Alcohol in Ancient Mexico reconstructs the variety and extent of distillation traditions within the ancient cultures of Mexico, describing in detail the quite a lot of plants and processes used to make such beverages, their prevalence, and their significance for local culture.

The art of distillation arrived in Mexico with the Spaniards within the sixteenth century. Alternatively, well before that time, native skills and to be had resources had contributed to a well-developed tradition of intoxicating beverages, many of which can be still produced and consumed.

In the 1930’s Henry Bruman visited quite a lot of Mexican and Central American Indian tribes to reconstruct the variety and extent of these ancient traditions. He discerned five distinct areas defined by the culturally most significant beverages, all superimposed over the great mescal wine region. Within these five areas he noted wine created from cactus, cactus fruit, cornstalks, and mesquite pods; beer from sprouted maize; and fermented sap from pulque agaves.

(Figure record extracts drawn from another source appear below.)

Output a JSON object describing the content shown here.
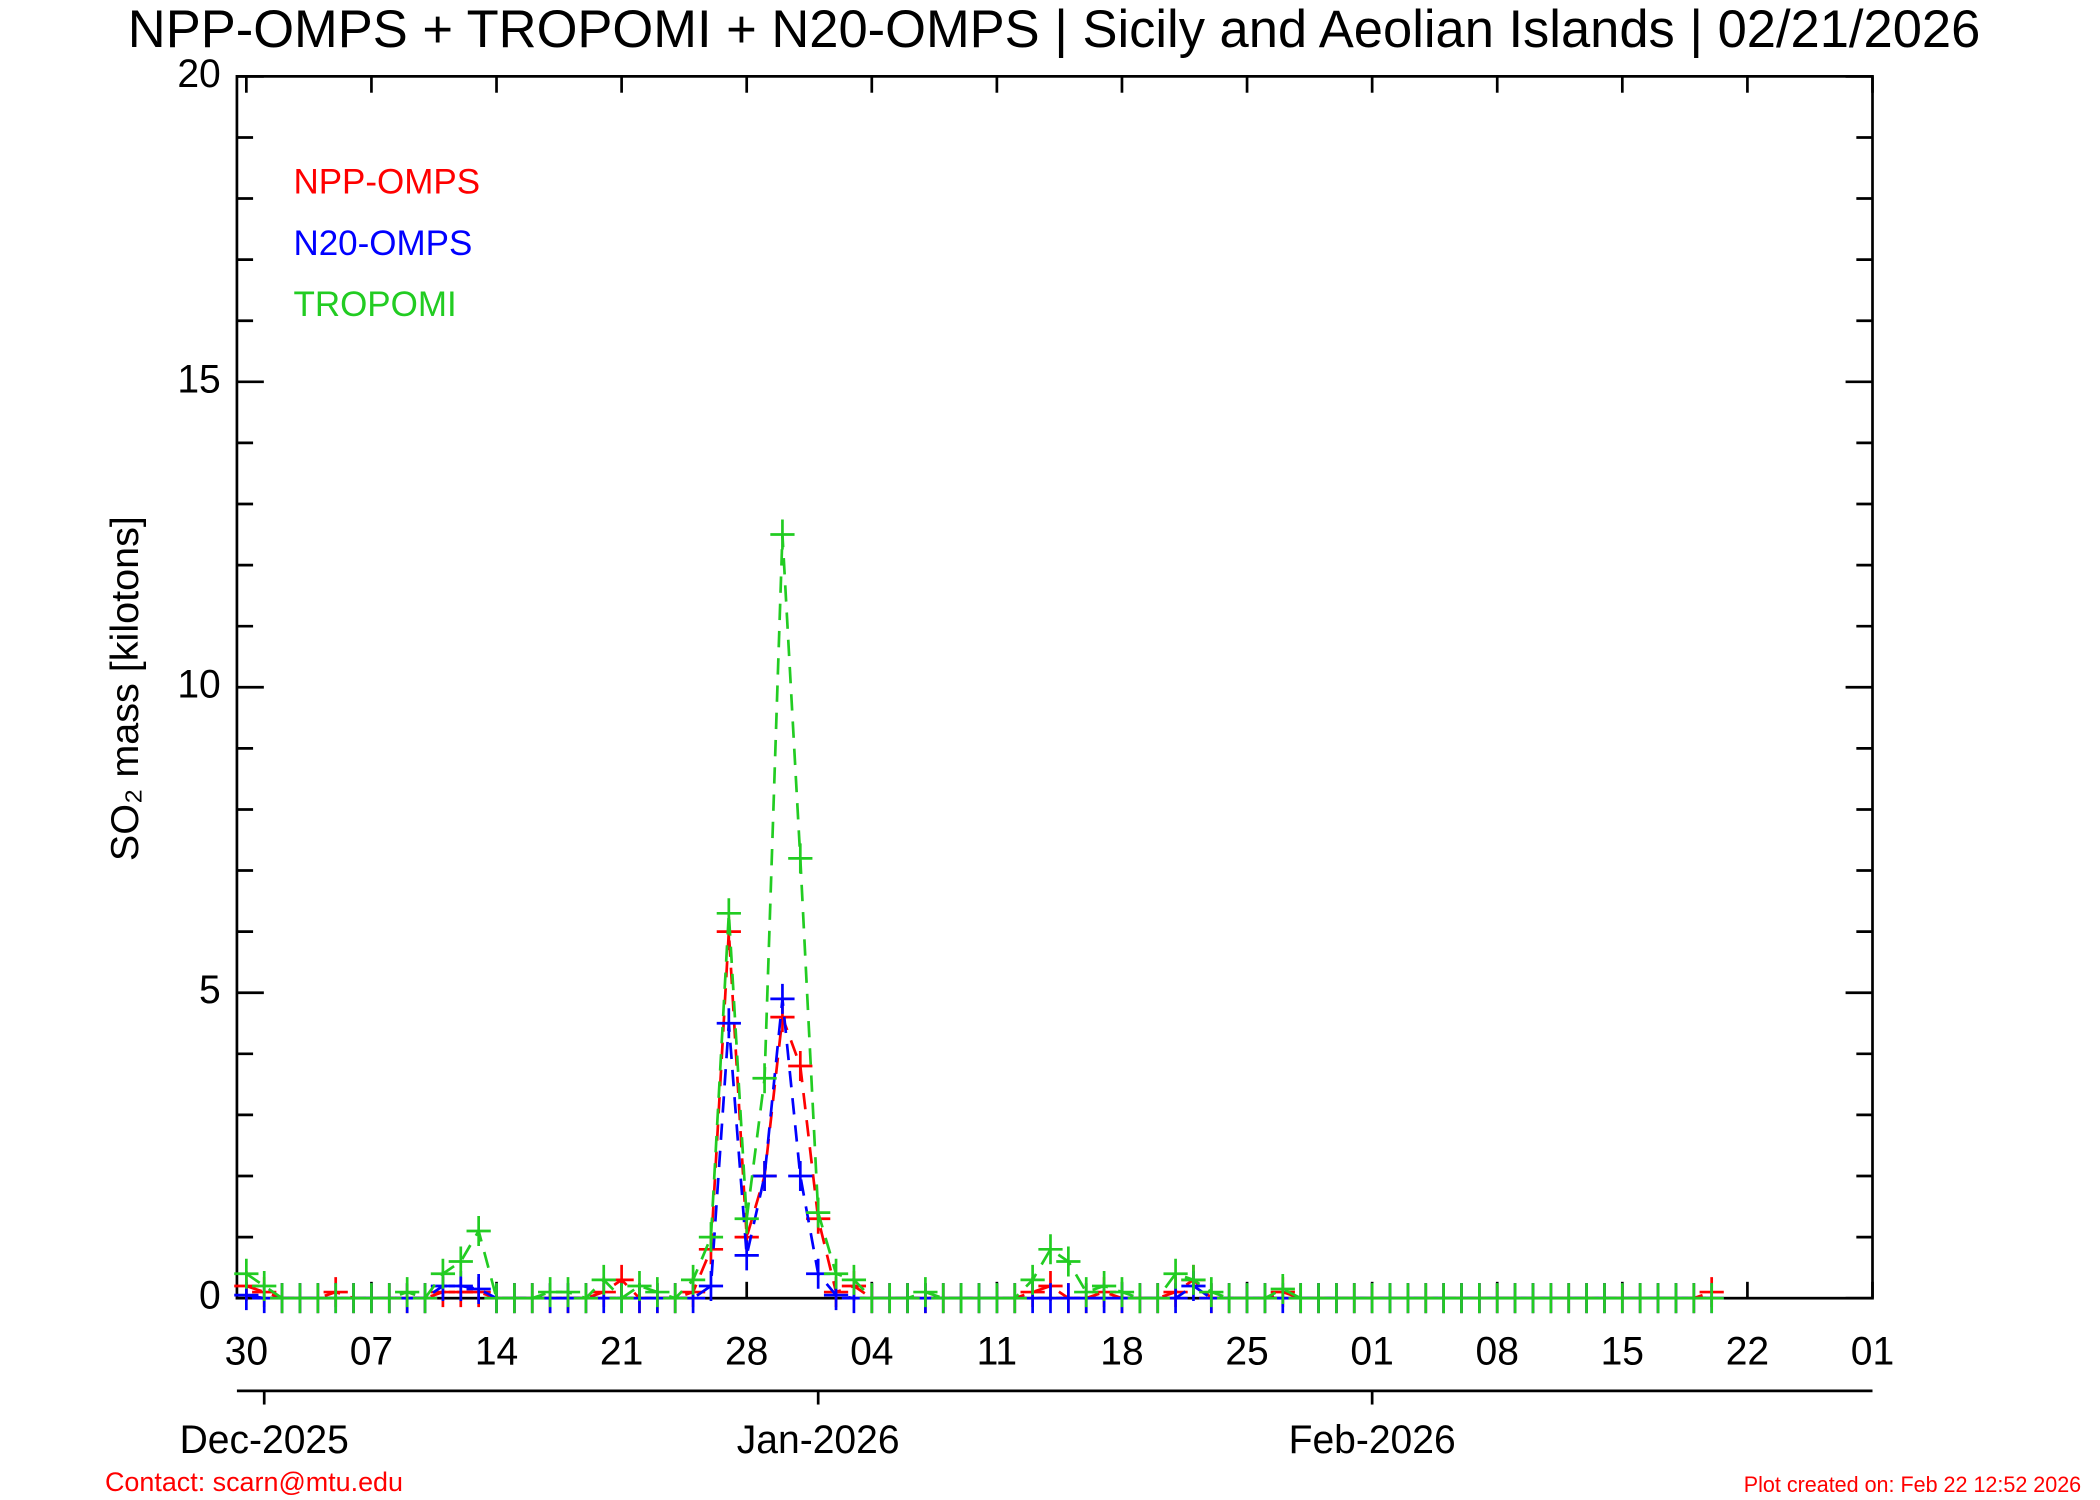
{
  "chart_data": {
    "type": "line",
    "title": "NPP-OMPS + TROPOMI + N20-OMPS | Sicily and Aeolian Islands | 02/21/2026",
    "y_label": "SO₂ mass [kilotons]",
    "contact": "Contact: scarn@mtu.edu",
    "created": "Plot created on: Feb 22 12:52 2026",
    "x": [
      "2025-11-30",
      "2025-12-01",
      "2025-12-02",
      "2025-12-03",
      "2025-12-04",
      "2025-12-05",
      "2025-12-06",
      "2025-12-07",
      "2025-12-08",
      "2025-12-09",
      "2025-12-10",
      "2025-12-11",
      "2025-12-12",
      "2025-12-13",
      "2025-12-14",
      "2025-12-15",
      "2025-12-16",
      "2025-12-17",
      "2025-12-18",
      "2025-12-19",
      "2025-12-20",
      "2025-12-21",
      "2025-12-22",
      "2025-12-23",
      "2025-12-24",
      "2025-12-25",
      "2025-12-26",
      "2025-12-27",
      "2025-12-28",
      "2025-12-29",
      "2025-12-30",
      "2025-12-31",
      "2026-01-01",
      "2026-01-02",
      "2026-01-03",
      "2026-01-04",
      "2026-01-05",
      "2026-01-06",
      "2026-01-07",
      "2026-01-08",
      "2026-01-09",
      "2026-01-10",
      "2026-01-11",
      "2026-01-12",
      "2026-01-13",
      "2026-01-14",
      "2026-01-15",
      "2026-01-16",
      "2026-01-17",
      "2026-01-18",
      "2026-01-19",
      "2026-01-20",
      "2026-01-21",
      "2026-01-22",
      "2026-01-23",
      "2026-01-24",
      "2026-01-25",
      "2026-01-26",
      "2026-01-27",
      "2026-01-28",
      "2026-01-29",
      "2026-01-30",
      "2026-01-31",
      "2026-02-01",
      "2026-02-02",
      "2026-02-03",
      "2026-02-04",
      "2026-02-05",
      "2026-02-06",
      "2026-02-07",
      "2026-02-08",
      "2026-02-09",
      "2026-02-10",
      "2026-02-11",
      "2026-02-12",
      "2026-02-13",
      "2026-02-14",
      "2026-02-15",
      "2026-02-16",
      "2026-02-17",
      "2026-02-18",
      "2026-02-19",
      "2026-02-20"
    ],
    "series": [
      {
        "name": "NPP-OMPS",
        "color": "#ff0000",
        "values": [
          0.2,
          0.1,
          0,
          0,
          0,
          0.1,
          0,
          0,
          0,
          0,
          0,
          0.1,
          0.1,
          0.1,
          0,
          0,
          0,
          0,
          0,
          0,
          0.1,
          0.3,
          0,
          0,
          0,
          0.1,
          0.8,
          6.0,
          1.0,
          2.0,
          4.6,
          3.8,
          1.3,
          0.1,
          0.2,
          0,
          0,
          0,
          0,
          0,
          0,
          0,
          0,
          0,
          0.1,
          0.2,
          0,
          0,
          0.1,
          0,
          0,
          0,
          0.1,
          0.3,
          0,
          0,
          0,
          0,
          0.1,
          0,
          0,
          0,
          0,
          0,
          0,
          0,
          0,
          0,
          0,
          0,
          0,
          0,
          0,
          0,
          0,
          0,
          0,
          0,
          0,
          0,
          0,
          0,
          0.1
        ]
      },
      {
        "name": "N20-OMPS",
        "color": "#0000ff",
        "values": [
          0.05,
          0,
          0,
          0,
          0,
          0,
          0,
          0,
          0,
          0,
          0,
          0.2,
          0.2,
          0.15,
          0,
          0,
          0,
          0,
          0,
          0,
          0,
          0,
          0,
          0,
          0,
          0,
          0.2,
          4.5,
          0.7,
          2.0,
          4.9,
          2.0,
          0.4,
          0.05,
          0,
          0,
          0,
          0,
          0,
          0,
          0,
          0,
          0,
          0,
          0,
          0,
          0,
          0,
          0,
          0,
          0,
          0,
          0,
          0.2,
          0,
          0,
          0,
          0,
          0,
          0,
          0,
          0,
          0,
          0,
          0,
          0,
          0,
          0,
          0,
          0,
          0,
          0,
          0,
          0,
          0,
          0,
          0,
          0,
          0,
          0,
          0,
          0,
          0
        ]
      },
      {
        "name": "TROPOMI",
        "color": "#22cc22",
        "values": [
          0.4,
          0.2,
          0,
          0,
          0,
          0,
          0,
          0,
          0,
          0.1,
          0,
          0.4,
          0.6,
          1.1,
          0,
          0,
          0,
          0.1,
          0.1,
          0,
          0.3,
          0,
          0.2,
          0.1,
          0,
          0.3,
          1.0,
          6.3,
          1.3,
          3.6,
          12.5,
          7.2,
          1.4,
          0.4,
          0.3,
          0,
          0,
          0,
          0.1,
          0,
          0,
          0,
          0,
          0,
          0.3,
          0.8,
          0.6,
          0.1,
          0.2,
          0.1,
          0,
          0,
          0.4,
          0.3,
          0.1,
          0,
          0,
          0,
          0.15,
          0,
          0,
          0,
          0,
          0,
          0,
          0,
          0,
          0,
          0,
          0,
          0,
          0,
          0,
          0,
          0,
          0,
          0,
          0,
          0,
          0,
          0,
          0,
          0
        ]
      }
    ],
    "xlim": [
      "2025-11-30",
      "2026-03-01"
    ],
    "xticks": [
      {
        "value": "2025-11-30",
        "label": "30"
      },
      {
        "value": "2025-12-07",
        "label": "07"
      },
      {
        "value": "2025-12-14",
        "label": "14"
      },
      {
        "value": "2025-12-21",
        "label": "21"
      },
      {
        "value": "2025-12-28",
        "label": "28"
      },
      {
        "value": "2026-01-04",
        "label": "04"
      },
      {
        "value": "2026-01-11",
        "label": "11"
      },
      {
        "value": "2026-01-18",
        "label": "18"
      },
      {
        "value": "2026-01-25",
        "label": "25"
      },
      {
        "value": "2026-02-01",
        "label": "01"
      },
      {
        "value": "2026-02-08",
        "label": "08"
      },
      {
        "value": "2026-02-15",
        "label": "15"
      },
      {
        "value": "2026-02-22",
        "label": "22"
      },
      {
        "value": "2026-03-01",
        "label": "01"
      }
    ],
    "month_ticks": [
      {
        "value": "2025-12-01",
        "label": "Dec-2025"
      },
      {
        "value": "2026-01-01",
        "label": "Jan-2026"
      },
      {
        "value": "2026-02-01",
        "label": "Feb-2026"
      }
    ],
    "ylim": [
      0,
      20
    ],
    "yticks": [
      0,
      5,
      10,
      15,
      20
    ],
    "yminorticks": [
      1,
      2,
      3,
      4,
      6,
      7,
      8,
      9,
      11,
      12,
      13,
      14,
      16,
      17,
      18,
      19
    ],
    "legend": "top-left",
    "line_style": "dashed",
    "marker": "+"
  }
}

Outside the mescal region he observed widespread consumption within the Yucatan of a wine created from fermented honey and balché bark, plus lesser-known beverages in other regions. He also observed the frequent inclusion within the fermentation process of alkaloid-bearing ingredients such as peyote and tobacco, plants whose roots or bark contain saponins—which act as cardiac poisons—or even poisons from certain toads.

Alcohol in Ancient Mexico also considers the relative absence of alcoholic drink within the southwestern United States, the introduction of sills following the Spanish conquest, and conceivable sources for the introduction of coconut wine.

Previously unpublished, the research presented here retains its relevance these days, and the photographs offer an enchanting glimpse at a traditional world that has now almost vanished.